As we look at the people who lead us or want to lead us, we must ask ourselves, “Is this the best we can do?” The next ten years will present us with moral, political, economic, military and spiritual issues no one has ever faced. But it seems like all of the people in charge are just wrestling with their own underwear. Flailing. The problem is leadership failure. Everywhere.

The world needs a new version of leadership. Just like software that needs to be updated to run more complex applications, we are in desperate need of an update. Leadership 1.0 worked in a natural world of hunter-gatherers. Leadership 2.0 brought us agriculture, cities and trade. Leadership 3.0 brought us the industrial revolution. It increased human productivity over 100 times in 100 years. But we are now victims of our own success, drowning in consumption that is literally consuming our future.

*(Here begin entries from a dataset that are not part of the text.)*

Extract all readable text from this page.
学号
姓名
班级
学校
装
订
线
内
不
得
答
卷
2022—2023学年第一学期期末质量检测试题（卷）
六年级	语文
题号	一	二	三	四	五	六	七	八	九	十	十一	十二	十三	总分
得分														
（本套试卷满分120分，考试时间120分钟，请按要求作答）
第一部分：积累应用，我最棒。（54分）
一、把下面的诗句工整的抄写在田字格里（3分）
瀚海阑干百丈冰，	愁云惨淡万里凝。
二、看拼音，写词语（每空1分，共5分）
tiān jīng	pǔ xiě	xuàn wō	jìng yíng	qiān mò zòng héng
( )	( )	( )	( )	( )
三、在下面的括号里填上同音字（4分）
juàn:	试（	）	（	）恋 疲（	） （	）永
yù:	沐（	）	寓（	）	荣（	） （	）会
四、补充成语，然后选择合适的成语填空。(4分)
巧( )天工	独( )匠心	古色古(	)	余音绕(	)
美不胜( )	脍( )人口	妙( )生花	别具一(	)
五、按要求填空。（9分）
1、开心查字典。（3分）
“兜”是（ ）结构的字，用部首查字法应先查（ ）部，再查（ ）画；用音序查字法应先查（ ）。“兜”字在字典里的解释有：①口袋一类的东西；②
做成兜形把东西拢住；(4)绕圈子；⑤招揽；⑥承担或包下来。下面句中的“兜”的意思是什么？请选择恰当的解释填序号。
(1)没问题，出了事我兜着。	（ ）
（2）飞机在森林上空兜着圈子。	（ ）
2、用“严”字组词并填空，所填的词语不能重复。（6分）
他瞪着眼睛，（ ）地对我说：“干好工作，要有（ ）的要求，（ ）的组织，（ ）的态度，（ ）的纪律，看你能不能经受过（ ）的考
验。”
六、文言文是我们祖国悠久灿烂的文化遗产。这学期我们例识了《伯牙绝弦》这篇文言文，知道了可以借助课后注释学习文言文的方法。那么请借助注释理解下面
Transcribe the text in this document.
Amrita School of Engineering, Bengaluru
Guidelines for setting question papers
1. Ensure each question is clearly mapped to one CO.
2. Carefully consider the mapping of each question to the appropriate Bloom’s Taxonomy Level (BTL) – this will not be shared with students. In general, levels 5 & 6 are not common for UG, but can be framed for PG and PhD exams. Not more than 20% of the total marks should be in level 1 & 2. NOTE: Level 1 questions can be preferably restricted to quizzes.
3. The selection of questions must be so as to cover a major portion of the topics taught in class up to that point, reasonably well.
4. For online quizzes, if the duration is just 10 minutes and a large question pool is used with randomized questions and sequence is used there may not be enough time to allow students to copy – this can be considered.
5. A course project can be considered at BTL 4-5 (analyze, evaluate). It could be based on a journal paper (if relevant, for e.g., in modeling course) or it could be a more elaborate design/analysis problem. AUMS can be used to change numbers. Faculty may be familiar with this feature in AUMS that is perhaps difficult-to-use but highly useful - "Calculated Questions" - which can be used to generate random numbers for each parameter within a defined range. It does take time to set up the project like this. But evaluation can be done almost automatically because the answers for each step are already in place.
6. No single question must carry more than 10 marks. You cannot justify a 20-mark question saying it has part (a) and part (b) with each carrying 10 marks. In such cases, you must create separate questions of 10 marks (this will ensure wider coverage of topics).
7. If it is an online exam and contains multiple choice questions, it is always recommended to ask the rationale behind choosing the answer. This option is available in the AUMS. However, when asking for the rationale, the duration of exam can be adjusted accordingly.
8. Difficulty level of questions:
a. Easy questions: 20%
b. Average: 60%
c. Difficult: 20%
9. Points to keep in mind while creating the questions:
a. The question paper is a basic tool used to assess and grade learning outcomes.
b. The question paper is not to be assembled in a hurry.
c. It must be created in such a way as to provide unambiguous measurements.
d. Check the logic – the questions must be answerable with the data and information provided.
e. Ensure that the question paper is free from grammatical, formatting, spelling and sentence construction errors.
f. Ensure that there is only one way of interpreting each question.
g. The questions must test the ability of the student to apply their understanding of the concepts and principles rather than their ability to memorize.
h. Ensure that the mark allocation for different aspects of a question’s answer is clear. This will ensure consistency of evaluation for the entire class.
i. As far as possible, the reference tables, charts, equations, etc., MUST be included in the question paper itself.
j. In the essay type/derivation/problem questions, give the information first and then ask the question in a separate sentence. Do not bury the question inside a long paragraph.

Leadership 4.0 is a new thought system. It has bigger goals, better methods and new incentives. It is not focused on sharing scarcity but creating sustainable abundance. It is not about compromise; it is the vision to optimize. To create a world with the greatest opportunity for happiness and least suffering for the most people. But it requires new “mental software.” Today we have presidential candidates that are twisting in the wind of 3.0 thinking. They have glossy words but weak ideas. They’re stuck in the little political box of what’s possible. But we will only get a sustainable future by doing the impossible. Whenever we have had to step up to greatness, we’ve established core priorities and then unleashed the ingenuity of citizens. Here are some priorities I believe are vital:

1. We are literally on the verge of economically harnessing clean renewable energy. Half-measures are just that. If we decided we have to be out of the oil import business in 10 years, we would figure it out. We must over-invest in the solution now. Doing so will save our economy and the world and get us out of the Middle East. Nothing else will. (If you think this is too optimistic, check out the 100-mile per gallon SUVs at FastCompany.com.)

2. We must educate all of our children to thrive in the 21st century. We still teach our children like the Greeks did 5000 years ago. Today, every student should be taught by the world’s greatest teachers. They easily could today via multimedia. Classes should look like the Discovery Channel, and students should put what they’re learning into practice by doing projects together. Live teachers should become tutors and mentors to make up for the collapse of the supportive family. We could do all this today. (See what George Lucas is doing with education at edutopia.com.)

3. We can only offer universal healthcare when there is universal health. If we don’t stop the escalation of health costs we will tax ourselves to death. The fastest way to reduce cost is to reduce demand. We must eat healthy, exercise and sleep. We should tax the food manufacturers who create artificial foods that poison us. If people what to slowly kill themselves, they should pay extra for the “food” that makes them sick. Meanwhile, we need to have incentives for healthy, sustainable food production and reward healthy lifestyles. (Look at the Human Performance Institute.)

4. We need to focus our economy away from consumption and toward producing value. We should promote 3 new world saving industries. 1) Zero waste manufacturing that will eventually build things out of atoms and molecules instead of iron, ore, lumber, and minerals. 2) Physical and mental health. Eradicate disease and end dementia. 3) We need to educate the world. Today there are more illiterate human beings than at anytime in history. Using technology and tutors for all cultures every human could give the gift of education to all.

If our economy reformed itself on producing value instead of buying foreign junk at Wal-Mart, our children’s future would transform. If we focused our public policy to encourage the dynamic investment of these 3 vital “industries for human abundance,” we could become the society we wish we were. (To learn more about sustainable manufacturing visit the Rocky Mountain Institute.)

Meanwhile, the “big, bold” idea I hear is the promise to cut CO2 emissions by 80% in 40 years. Or that 20% of our energy needs will come from clean sources by 2025. Hello. By then it’s all too late. My challenge to all you wannabe presidents: Wake up, step up, and offer us a new direction. Real vision. I’ve got eight grandchildren depending on it.